Neue Anlagen, neue Pisten, neue Beschneiungs­infrastrukturen. So viel wie im Geschäftsjahr 2016/17 wurde noch nie gebaut in der Geschichte der Skiarena Andermatt Sedrun, das hält auch deren Verwaltungsratsdelegierter Franz-Xaver Simmen im jüngsten Jahresbericht der Andermatt-Sedrun Sport AG fest. «Es war die grösste Baustelle im Seilbahnenbereich der Schweiz seit Jahren», sekundiert Gesamtprojektleiter Peter Furger. Man habe ein Arbeitsprogramm bewältigt, das die Beteiligten «an die Grenze der Belastbarkeit» geführt habe. Auf die Wintersaison 2018/19 hin soll nun auch die Gondelbahn Oberalppass–Schneehüenerstock eröffnet werden – damit wird die Skigebietsverbindung zwischen Andermatt und Sedrun gut drei Jahre nach ihrem Baustart endgültig und beidseitig realisiert sein. Der ägyptische Investor Samih Sawiris, Verwaltungsratspräsident der Skiarena, erreicht sein Ziel: dass jeder Gast in der Region «x-mal mehr Pistenfläche zur Verfügung hat als an allen anderen Wintersportorten», so Sawiris diesen Frühling gegenüber blick.ch. «Das ist viel wert. Nur so überzeugen wir die Schweizer, nach Andermatt zu kommen.» Wenn 2019 auch noch Disentis integriert werde, «dann haben wir am meisten Pisten bei vergleichsweise wenigen Zimmern».
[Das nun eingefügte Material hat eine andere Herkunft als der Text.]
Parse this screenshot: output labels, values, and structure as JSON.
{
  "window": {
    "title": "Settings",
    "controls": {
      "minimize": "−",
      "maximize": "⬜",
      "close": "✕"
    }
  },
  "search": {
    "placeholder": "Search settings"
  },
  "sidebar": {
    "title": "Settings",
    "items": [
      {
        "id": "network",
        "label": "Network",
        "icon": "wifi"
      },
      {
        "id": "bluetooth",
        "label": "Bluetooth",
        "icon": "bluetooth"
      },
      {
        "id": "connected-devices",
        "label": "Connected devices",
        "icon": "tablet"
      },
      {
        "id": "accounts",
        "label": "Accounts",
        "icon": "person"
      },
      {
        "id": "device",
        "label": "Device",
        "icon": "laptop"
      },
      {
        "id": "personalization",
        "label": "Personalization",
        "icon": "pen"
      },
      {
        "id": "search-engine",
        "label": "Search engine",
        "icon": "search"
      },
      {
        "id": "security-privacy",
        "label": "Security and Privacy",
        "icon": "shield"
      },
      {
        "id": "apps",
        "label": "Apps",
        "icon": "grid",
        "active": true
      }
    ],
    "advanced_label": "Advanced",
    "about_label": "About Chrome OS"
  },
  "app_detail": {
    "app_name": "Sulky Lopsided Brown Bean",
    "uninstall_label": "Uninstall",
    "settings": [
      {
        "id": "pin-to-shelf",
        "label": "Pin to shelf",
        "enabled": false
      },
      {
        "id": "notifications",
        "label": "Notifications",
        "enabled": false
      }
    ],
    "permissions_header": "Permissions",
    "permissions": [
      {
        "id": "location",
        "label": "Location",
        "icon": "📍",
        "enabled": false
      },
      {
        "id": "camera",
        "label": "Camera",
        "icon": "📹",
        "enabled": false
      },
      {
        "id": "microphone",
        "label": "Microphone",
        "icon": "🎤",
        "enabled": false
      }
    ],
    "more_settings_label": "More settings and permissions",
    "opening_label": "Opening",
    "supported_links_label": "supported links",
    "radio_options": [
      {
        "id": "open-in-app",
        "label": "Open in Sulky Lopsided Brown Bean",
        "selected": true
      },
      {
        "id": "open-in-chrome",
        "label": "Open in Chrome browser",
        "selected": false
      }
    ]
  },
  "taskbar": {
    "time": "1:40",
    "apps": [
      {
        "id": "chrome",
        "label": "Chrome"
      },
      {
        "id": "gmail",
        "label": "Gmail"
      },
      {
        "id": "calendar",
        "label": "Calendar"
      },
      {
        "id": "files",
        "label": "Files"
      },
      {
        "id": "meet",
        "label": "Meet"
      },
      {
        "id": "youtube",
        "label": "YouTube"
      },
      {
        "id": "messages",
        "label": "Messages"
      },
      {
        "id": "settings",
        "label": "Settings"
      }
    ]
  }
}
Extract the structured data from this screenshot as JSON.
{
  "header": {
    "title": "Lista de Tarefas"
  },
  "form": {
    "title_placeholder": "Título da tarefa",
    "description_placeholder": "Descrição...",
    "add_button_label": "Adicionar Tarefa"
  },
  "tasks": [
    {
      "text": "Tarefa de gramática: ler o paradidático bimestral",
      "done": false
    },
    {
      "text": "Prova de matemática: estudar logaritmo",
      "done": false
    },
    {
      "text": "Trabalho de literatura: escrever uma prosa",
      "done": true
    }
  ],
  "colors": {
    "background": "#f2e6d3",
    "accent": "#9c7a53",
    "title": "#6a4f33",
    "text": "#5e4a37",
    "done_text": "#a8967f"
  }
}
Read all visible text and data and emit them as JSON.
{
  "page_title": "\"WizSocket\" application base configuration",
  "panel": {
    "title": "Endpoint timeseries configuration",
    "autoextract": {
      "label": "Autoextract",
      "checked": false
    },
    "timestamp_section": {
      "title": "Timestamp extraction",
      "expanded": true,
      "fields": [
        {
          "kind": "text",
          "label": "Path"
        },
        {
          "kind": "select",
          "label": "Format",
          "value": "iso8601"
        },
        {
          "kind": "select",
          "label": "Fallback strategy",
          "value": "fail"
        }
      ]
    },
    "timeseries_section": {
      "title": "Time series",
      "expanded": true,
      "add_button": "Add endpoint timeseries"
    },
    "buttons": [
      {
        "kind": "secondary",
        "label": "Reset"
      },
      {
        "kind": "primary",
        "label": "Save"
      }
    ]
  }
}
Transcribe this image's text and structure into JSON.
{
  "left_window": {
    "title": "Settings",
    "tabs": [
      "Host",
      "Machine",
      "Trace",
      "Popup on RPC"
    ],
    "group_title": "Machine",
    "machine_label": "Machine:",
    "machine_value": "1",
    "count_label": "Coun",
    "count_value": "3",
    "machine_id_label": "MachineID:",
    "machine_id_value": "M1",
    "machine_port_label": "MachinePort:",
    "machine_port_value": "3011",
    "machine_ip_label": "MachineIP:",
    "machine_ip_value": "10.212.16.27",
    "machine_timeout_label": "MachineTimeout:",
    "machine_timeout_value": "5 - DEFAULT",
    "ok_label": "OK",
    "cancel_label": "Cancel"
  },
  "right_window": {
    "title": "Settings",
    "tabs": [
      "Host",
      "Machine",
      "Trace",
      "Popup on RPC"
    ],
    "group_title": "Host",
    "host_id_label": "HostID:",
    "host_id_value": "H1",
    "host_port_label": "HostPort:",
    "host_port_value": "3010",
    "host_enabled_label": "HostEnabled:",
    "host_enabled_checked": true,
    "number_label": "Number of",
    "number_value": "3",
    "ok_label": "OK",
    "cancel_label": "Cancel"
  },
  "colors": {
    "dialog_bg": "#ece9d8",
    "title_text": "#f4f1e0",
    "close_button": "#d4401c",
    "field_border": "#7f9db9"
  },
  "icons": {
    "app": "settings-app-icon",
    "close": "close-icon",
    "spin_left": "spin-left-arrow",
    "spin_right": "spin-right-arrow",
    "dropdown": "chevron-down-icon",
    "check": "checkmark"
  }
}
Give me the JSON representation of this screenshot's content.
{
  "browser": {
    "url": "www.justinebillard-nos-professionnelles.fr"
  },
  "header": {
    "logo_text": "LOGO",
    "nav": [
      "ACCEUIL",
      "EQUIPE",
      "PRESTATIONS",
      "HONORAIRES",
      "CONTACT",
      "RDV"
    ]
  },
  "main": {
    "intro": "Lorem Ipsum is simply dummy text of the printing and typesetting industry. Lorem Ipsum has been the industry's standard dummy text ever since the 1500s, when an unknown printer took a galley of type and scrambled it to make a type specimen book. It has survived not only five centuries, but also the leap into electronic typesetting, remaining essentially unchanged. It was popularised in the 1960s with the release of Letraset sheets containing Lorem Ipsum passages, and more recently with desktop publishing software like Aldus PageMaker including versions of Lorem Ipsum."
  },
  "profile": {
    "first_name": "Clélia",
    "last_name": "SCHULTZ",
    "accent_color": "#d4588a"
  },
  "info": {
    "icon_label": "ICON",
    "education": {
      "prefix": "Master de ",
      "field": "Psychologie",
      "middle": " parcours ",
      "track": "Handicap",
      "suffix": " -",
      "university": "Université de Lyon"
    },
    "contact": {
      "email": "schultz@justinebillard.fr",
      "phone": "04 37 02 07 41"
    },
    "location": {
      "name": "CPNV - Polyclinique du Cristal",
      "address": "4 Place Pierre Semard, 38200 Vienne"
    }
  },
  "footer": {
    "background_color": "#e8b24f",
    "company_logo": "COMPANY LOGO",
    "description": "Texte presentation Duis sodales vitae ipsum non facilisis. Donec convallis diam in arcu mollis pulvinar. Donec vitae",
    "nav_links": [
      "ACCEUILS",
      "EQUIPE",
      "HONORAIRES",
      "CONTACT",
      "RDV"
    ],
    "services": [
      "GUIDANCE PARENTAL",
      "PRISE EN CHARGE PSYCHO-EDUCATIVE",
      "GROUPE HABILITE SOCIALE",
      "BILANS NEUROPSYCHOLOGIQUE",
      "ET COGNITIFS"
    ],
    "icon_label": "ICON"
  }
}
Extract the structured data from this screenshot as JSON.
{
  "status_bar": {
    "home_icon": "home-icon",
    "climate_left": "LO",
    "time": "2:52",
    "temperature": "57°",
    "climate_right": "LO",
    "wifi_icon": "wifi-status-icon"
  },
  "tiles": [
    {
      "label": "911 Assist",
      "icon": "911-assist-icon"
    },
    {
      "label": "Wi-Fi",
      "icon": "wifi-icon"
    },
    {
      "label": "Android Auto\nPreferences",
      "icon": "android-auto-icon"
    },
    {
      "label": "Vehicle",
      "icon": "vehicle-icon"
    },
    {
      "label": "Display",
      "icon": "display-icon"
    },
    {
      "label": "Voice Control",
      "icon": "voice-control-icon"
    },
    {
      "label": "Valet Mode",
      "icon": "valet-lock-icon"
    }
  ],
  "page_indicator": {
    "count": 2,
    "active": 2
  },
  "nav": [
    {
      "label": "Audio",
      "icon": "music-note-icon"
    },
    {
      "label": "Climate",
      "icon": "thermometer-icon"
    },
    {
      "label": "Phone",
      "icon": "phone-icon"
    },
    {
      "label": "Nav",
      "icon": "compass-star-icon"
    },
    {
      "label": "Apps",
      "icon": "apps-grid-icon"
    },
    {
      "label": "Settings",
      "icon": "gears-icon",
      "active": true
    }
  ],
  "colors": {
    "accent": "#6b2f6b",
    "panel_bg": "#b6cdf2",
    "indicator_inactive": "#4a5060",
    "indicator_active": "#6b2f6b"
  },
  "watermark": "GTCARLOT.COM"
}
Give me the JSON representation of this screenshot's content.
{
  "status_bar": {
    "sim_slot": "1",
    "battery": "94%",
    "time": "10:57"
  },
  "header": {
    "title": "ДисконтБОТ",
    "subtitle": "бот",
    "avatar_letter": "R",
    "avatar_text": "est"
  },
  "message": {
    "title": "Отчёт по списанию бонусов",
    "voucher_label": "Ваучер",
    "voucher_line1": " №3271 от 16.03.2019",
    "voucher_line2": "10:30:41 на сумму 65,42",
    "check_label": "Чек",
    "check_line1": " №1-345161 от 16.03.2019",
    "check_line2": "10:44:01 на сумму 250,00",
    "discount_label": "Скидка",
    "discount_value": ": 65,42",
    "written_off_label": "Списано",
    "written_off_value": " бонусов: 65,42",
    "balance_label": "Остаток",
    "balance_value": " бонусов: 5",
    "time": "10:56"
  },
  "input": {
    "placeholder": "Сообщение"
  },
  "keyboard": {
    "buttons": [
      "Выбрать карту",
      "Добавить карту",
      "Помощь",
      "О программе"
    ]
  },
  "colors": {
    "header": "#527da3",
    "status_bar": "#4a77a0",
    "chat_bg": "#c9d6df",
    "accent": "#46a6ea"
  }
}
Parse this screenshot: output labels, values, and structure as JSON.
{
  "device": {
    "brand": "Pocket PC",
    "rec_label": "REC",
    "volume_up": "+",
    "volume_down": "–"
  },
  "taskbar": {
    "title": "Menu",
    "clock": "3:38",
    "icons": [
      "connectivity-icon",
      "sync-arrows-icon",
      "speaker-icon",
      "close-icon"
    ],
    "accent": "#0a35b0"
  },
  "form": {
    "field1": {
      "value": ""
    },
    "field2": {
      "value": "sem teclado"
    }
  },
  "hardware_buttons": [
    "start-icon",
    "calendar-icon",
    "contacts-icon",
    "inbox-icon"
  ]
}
Disentis: Dort ist es der zweite bedeutende Investor im Oberalpgebiet, der den Tourismus vorwärts stösst, Marcus Weber. Der in Singapur ansässige Schweizer «Multiunternehmer», wie er sich selbst bezeichnet, verfügt über ein Firmenportfolio, das von der Uhrenmanufaktur über die Immobilienverwaltung bis zur Flugzeugvermietung reicht. Und seit 2014 ist er auch noch Mehrheitsaktionär der Bergbahnen Disentis AG. Als Verwaltungsratspräsident hat er einen von den Gemeinden Disentis und Tujetsch mitgetragenen Investitionsschub bei den Bahnen initiiert. Einerseits mit dem Bau des «Catrina Resorts» unweit der Talstation in Acletta: Rund 750 warme Betten in Ferienwohnungen mit Hotelbewirtschaftung und in einem Hostel werden dort bald auf Gäste warten, die ersten davon schon im Dezember dieses Jahres; ab der Wintersaison 2019/20 wird dann die komplette Anlage zur Verfügung stehen. Die Bergbahnen rechnen dank des Projekts mit einem zusätzlichen Cashflow von bis zu einer Million Franken. Andererseits ist die Erstellung von Beschneiungsanlagen geplant – und nicht zuletzt wird bis spätestens kommenden Sommer die neue Pendelbahn Salins–Cungieri–Cuolm da Vi fertig gebaut, die Verbindung der beiden Skigebiete Disentis und Andermatt-Sedrun. Sie wird die Gäste, ganz wie heute vom Publikum gewünscht, direkt ins hochalpine Gebiet auf 2500 Meter über Meer bringen, wovon man sich einen erheblichen touristischen Gewinn für die Region erhofft. Insgesamt belaufen sich die von den Disentiser Bahnen ausgelösten Investitionen auf etwa 90 Millionen Franken.

Samih Sawiris

Einer, der Nägel mit Köpfen macht: Investor Samih Sawiris. (Foto: Olivia Item)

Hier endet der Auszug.